A Neural Network Model-Based Inversion Method for Stratified Seafloor Geoacoustic Parameters in Shallow Water

Abstract

At this stage, in the inversion research of shallow sea geoacoustic parameters, the traditional inversion method focuses on calculating the parameter inversion under the default seafloor layering, and does not clarify the seafloor layering. Therefore, when dealing with the experimental data under the unknown seabed stratification, the geoacoustic parameters that conform to the specific seabed stratification cannot be accurately given. Aiming at such problems, this paper proposes a layered shallow sea geoacoustic parameters inversion method based on a layered physical model of the seafloor and a neural network algorithm model.
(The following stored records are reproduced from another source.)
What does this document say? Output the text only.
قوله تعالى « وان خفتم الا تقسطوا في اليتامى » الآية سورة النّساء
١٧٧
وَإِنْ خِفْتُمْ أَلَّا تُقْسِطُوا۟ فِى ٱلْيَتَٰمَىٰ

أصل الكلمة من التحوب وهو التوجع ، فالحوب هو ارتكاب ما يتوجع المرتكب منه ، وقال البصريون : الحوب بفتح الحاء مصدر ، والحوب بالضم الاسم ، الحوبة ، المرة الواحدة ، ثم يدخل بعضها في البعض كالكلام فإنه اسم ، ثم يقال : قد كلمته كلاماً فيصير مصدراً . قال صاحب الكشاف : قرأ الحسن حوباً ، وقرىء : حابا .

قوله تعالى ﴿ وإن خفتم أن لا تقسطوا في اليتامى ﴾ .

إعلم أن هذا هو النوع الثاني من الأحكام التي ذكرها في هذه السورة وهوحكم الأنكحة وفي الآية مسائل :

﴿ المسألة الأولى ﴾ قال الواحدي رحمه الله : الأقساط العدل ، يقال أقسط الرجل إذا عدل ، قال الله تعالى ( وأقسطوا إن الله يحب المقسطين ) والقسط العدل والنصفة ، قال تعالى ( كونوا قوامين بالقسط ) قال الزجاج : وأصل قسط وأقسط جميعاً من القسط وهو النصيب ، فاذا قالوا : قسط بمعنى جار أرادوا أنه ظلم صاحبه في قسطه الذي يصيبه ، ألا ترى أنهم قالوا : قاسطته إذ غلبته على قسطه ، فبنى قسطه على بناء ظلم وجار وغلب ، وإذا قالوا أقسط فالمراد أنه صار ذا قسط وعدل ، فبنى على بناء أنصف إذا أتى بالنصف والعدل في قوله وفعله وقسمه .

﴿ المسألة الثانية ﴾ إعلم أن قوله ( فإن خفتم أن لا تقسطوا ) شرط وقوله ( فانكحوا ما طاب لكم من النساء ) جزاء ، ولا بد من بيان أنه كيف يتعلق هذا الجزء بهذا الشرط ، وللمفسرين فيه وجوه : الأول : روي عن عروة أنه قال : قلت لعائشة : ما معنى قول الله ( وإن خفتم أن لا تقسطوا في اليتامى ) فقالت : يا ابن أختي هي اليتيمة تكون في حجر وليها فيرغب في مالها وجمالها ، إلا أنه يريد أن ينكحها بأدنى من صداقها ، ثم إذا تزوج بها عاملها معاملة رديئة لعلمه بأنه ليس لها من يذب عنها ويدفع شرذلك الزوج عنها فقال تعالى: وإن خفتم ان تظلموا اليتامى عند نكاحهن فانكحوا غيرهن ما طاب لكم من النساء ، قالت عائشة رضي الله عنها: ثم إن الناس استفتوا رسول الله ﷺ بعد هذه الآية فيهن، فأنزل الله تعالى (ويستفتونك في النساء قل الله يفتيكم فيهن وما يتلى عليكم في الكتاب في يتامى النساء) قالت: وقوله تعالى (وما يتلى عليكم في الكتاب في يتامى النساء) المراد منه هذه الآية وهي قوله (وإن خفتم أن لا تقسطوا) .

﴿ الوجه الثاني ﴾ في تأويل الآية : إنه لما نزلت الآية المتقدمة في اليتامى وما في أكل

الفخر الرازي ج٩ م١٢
First, a subsea physical model with a layered structure is selected through simulation, and the fast field sound field method (FFM) is used to calculate the sound field, then the theoretical prediction value of the shallow sea acoustic pressure field under different layered conditions is obtained. Second, the pattern recognition neural network algorithm is established to analyze the characteristics of the predicted sound pressure field under different seabed layers. Finally, according to the layered results, the sound pressure field is substituted into the seabed parameters inversion model of the corresponding layers, and the seabed parameters inversion is performed to obtain the inversion results. Experiments results show that the number of model iterations in the neural network algorithm is less and the efficiency is higher. The problem of seabed stratification is effectively solved through the characteristic analysis of the sound pressure field, which greatly improves the convenience of the inversion work.